Starten soll die Bepreisung von Benzin, Diesel, Heizöl und Erdgas 2021 mit einem Festpreis für Verschmutzungsrechte von 10 Euro pro Tonne CO2. Bis 2025 soll der Preis schrittweise auf 35 Euro steigen - was zum Beispiel Diesel beim Tanken um gut 9 Cent verteuern würde.
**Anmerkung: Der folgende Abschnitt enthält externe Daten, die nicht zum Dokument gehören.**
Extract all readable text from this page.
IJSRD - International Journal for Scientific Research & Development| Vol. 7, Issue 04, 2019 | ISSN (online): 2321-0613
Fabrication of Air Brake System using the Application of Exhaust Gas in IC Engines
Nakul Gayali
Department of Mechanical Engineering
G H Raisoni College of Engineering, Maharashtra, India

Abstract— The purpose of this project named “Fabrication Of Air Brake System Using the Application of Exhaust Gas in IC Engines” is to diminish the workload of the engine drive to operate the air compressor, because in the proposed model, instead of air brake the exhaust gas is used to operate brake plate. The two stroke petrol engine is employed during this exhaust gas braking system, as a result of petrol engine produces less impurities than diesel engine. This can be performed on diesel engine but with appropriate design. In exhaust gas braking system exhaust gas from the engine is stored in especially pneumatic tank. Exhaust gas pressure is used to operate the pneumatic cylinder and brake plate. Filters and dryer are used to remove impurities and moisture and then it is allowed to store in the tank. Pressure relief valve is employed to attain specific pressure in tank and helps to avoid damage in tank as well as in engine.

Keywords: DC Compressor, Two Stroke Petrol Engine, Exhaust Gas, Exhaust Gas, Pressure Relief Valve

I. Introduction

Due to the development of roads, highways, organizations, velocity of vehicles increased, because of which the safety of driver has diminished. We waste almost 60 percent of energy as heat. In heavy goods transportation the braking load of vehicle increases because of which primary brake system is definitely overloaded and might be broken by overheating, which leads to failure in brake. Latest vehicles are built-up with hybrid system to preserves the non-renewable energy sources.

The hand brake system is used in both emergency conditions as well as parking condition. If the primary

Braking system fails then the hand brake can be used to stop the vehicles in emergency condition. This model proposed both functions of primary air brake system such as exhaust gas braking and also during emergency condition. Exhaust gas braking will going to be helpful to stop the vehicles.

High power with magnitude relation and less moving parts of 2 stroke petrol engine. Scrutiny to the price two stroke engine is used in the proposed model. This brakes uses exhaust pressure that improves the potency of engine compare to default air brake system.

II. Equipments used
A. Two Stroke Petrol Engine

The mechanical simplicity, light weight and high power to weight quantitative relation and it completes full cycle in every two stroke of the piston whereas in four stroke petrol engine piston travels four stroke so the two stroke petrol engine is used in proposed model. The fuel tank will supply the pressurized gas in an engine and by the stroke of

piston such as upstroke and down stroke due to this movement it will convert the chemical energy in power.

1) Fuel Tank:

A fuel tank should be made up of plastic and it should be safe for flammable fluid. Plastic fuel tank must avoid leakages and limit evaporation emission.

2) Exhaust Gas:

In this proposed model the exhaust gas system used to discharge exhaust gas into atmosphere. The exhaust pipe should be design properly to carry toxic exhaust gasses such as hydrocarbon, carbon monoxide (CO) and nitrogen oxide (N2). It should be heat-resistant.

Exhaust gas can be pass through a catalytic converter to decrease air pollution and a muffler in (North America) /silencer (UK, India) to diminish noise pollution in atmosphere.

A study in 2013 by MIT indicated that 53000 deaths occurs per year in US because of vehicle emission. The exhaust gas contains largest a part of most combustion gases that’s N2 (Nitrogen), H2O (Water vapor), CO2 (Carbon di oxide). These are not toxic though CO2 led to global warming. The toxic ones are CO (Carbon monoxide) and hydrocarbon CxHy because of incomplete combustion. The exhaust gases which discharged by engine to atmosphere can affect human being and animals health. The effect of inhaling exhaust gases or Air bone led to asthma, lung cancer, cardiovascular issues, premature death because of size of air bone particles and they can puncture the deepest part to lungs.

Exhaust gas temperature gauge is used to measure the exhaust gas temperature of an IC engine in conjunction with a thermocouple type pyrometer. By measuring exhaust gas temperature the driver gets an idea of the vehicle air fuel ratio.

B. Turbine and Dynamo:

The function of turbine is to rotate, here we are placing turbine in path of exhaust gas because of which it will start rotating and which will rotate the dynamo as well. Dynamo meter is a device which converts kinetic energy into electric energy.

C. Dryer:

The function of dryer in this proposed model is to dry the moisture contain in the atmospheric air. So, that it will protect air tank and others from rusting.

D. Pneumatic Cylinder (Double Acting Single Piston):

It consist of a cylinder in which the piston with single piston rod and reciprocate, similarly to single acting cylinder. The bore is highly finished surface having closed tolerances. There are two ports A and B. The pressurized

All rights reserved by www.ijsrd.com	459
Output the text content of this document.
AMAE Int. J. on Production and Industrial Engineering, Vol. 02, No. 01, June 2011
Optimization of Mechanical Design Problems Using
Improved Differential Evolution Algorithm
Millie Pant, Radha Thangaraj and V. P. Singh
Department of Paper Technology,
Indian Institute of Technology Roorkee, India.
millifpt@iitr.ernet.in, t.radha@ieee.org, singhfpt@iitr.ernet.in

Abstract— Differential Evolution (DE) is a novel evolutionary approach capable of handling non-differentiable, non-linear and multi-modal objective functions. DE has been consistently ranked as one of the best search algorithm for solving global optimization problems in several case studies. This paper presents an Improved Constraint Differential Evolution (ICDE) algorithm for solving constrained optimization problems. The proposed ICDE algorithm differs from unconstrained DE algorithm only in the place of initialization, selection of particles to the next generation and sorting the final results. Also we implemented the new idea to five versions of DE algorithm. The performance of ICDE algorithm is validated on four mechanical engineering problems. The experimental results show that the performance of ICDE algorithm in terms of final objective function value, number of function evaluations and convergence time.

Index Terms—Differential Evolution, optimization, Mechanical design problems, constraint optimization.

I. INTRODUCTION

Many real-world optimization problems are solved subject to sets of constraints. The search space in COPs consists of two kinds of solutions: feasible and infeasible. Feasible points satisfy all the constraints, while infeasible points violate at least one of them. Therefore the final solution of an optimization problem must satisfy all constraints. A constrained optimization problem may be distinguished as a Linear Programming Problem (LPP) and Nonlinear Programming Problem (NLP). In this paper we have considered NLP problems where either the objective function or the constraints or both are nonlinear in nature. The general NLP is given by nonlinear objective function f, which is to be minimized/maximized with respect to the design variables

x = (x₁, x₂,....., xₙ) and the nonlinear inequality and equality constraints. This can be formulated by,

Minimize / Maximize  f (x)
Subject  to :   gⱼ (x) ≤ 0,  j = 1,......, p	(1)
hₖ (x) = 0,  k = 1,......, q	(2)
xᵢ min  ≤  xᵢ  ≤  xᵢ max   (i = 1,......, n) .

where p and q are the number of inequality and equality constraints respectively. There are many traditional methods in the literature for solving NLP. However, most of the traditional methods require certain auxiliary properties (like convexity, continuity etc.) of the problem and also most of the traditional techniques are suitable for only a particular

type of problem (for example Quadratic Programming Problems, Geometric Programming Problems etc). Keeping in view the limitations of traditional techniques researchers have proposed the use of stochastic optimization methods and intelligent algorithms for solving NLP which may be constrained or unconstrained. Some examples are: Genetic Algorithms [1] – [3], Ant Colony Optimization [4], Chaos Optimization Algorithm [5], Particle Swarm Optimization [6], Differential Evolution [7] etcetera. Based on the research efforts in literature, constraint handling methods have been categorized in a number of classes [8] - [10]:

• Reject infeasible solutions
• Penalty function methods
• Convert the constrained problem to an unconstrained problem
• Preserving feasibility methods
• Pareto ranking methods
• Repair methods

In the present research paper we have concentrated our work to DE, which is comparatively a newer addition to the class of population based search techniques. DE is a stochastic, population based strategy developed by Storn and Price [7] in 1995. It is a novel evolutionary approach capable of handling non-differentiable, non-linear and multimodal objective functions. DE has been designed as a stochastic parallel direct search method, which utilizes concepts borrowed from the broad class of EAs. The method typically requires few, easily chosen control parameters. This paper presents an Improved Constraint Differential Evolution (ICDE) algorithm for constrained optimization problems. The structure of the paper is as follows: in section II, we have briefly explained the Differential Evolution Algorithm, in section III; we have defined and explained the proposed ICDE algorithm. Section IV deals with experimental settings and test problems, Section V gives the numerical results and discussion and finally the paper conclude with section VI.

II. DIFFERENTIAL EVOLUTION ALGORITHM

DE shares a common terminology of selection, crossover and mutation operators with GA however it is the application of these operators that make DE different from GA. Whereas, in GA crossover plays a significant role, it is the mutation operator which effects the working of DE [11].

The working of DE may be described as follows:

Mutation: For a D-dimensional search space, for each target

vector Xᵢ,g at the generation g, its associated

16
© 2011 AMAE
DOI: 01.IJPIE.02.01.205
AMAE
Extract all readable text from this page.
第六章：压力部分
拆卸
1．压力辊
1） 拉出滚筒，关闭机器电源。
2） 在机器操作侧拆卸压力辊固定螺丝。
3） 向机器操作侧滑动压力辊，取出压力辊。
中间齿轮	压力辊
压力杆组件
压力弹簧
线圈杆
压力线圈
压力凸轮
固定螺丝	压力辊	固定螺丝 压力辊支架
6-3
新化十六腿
Auch das Institut der deutschen Wirtschaft (IW) hält das für unzureichend. »Von dem Einstiegspreis von zehn Euro sind keine Verhaltensänderungen zu erwarten, hier stand offenbar der Verzicht auf harte Belastungen im Vordergrund«, sagte IW-Geschäftsführer Hubertus Bardt dem »Handelsblatt«. Der Ansatz, die Einführung des CO2-Preises für den Gebäude- und den Verkehrssektor mit Förderprogrammen zu verbinden, sei dagegen »sinnvoll, weil er die notwendigen Investitionen in den nächsten Jahren voranbringen kann«. Insgesamt sei das Sammelsurium an Preissignalen aber ohne effiziente klimapolitische Steuerung.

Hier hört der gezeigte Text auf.